Four Seasons’ human chat is also translated to more than 110 languages, Berman said.

Anderson said a key consideration for RLH Corporation is mitigating the frustration that consumers can feel when chatting with a computer that pretends to be a human.

“We’re playing with quite a bit of personality in (the chatbot),” he said. “From saying right out of the gate, ‘I’m not real; I’m brand-new, not great at this; it’s my first day, do you want to chat with me?’ to maybe not acknowledging that and maybe halfway through if it gets the same question twice, just have the bot be like, ‘er, confession: not real.’ … So when maybe it’s not getting done, at least it was sort of an adventurous, memorable experience (for the guest).”

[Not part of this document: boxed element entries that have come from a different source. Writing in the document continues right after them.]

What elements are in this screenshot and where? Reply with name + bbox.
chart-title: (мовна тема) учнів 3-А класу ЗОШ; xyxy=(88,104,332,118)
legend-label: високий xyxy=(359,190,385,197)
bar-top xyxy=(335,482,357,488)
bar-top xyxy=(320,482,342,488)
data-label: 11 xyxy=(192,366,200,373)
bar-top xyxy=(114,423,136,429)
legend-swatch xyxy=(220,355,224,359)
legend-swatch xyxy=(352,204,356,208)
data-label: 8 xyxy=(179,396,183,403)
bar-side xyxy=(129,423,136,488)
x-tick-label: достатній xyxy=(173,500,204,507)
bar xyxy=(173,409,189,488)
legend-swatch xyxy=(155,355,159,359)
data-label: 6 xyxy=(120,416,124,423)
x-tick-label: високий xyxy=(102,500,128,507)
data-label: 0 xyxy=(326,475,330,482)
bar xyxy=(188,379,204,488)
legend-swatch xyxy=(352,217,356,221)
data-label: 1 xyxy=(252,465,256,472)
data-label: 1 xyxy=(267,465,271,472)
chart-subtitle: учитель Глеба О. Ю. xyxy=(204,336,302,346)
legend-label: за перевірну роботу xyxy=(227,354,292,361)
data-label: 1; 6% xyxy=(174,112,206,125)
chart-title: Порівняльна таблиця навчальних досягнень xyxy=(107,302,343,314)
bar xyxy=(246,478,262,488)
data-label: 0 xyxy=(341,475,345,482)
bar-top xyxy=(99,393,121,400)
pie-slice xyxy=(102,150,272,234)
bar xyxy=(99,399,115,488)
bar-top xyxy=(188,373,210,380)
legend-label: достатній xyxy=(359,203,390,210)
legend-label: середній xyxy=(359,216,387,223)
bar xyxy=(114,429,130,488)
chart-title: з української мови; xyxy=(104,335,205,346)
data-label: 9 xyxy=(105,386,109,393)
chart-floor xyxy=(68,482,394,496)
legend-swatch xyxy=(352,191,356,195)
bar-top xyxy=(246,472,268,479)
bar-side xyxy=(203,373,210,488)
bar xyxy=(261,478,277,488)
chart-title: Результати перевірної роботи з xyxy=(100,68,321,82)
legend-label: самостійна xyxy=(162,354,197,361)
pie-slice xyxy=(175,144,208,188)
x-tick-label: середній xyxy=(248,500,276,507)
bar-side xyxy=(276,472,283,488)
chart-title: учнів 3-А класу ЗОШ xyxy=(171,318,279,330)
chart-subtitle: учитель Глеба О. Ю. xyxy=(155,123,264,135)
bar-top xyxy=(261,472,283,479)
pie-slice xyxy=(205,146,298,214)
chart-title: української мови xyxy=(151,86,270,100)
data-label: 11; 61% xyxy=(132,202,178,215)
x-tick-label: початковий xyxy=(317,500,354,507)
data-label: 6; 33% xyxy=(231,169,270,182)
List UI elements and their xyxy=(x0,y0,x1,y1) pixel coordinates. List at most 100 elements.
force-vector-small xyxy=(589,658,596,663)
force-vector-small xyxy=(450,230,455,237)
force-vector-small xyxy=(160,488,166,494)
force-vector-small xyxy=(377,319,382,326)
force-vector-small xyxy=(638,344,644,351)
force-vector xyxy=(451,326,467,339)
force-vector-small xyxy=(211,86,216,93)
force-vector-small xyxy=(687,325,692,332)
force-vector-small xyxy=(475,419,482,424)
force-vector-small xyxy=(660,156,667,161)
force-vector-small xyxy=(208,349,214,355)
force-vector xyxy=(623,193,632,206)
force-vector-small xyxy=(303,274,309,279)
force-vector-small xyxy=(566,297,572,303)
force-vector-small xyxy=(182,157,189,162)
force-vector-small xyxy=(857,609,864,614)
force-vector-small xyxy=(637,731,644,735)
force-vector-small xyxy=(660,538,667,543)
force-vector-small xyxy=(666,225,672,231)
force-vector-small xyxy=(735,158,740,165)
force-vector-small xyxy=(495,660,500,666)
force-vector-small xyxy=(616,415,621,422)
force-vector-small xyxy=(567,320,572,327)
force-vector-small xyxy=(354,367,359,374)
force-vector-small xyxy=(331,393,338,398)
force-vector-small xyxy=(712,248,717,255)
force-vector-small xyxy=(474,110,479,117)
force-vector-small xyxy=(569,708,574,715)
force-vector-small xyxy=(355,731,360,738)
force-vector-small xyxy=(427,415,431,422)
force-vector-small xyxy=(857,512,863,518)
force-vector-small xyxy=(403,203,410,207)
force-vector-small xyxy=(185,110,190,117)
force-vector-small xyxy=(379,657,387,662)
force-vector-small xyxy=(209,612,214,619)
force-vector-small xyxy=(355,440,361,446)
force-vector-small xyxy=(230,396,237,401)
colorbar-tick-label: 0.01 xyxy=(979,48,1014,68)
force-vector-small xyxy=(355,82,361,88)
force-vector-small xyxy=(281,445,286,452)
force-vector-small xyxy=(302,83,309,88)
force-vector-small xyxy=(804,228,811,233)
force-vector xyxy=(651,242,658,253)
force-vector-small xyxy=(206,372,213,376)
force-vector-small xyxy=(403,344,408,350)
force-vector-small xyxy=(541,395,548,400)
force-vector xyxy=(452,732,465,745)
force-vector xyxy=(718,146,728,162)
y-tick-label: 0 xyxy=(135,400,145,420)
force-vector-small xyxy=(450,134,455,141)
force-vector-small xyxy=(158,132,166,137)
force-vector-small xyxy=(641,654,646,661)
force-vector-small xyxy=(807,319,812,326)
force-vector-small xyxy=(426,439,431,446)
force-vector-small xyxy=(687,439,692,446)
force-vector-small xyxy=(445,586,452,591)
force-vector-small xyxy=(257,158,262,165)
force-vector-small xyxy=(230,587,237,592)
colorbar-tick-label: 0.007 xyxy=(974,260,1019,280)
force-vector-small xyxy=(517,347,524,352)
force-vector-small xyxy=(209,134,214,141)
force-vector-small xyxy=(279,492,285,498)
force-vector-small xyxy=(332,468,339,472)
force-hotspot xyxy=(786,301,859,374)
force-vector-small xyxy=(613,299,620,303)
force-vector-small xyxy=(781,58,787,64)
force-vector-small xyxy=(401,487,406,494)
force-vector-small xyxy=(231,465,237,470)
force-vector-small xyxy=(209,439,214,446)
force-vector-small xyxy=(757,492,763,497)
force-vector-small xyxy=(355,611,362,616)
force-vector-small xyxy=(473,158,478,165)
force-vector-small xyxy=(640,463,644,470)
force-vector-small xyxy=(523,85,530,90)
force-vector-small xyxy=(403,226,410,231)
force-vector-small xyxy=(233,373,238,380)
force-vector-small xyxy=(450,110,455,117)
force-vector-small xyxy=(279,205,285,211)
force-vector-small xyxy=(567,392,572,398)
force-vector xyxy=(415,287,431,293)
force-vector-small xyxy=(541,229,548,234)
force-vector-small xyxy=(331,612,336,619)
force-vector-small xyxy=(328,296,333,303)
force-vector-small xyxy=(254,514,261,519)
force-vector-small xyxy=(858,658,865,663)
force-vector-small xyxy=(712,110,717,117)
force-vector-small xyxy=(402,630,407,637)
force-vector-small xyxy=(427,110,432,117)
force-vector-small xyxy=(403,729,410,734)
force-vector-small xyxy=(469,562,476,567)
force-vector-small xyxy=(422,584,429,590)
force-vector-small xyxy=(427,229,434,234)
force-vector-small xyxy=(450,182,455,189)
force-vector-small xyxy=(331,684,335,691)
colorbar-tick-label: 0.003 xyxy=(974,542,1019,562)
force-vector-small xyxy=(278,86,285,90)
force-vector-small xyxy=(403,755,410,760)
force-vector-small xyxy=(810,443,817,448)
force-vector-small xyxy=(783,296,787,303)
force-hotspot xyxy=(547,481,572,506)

It will also be important for the company to be able to get a real sense for how guests are responding to the chatbot feature, Anderson said.

“One thing we’ve played with is a button at the end (of the chat experience), where if you happen to be very frustrated, you would be able to express that,” he said. “We don’t like where we’re at; we’re trying to solve for a not-perfect world, but we’re trying to compromise by giving something else with a little bit of a quirky personality.”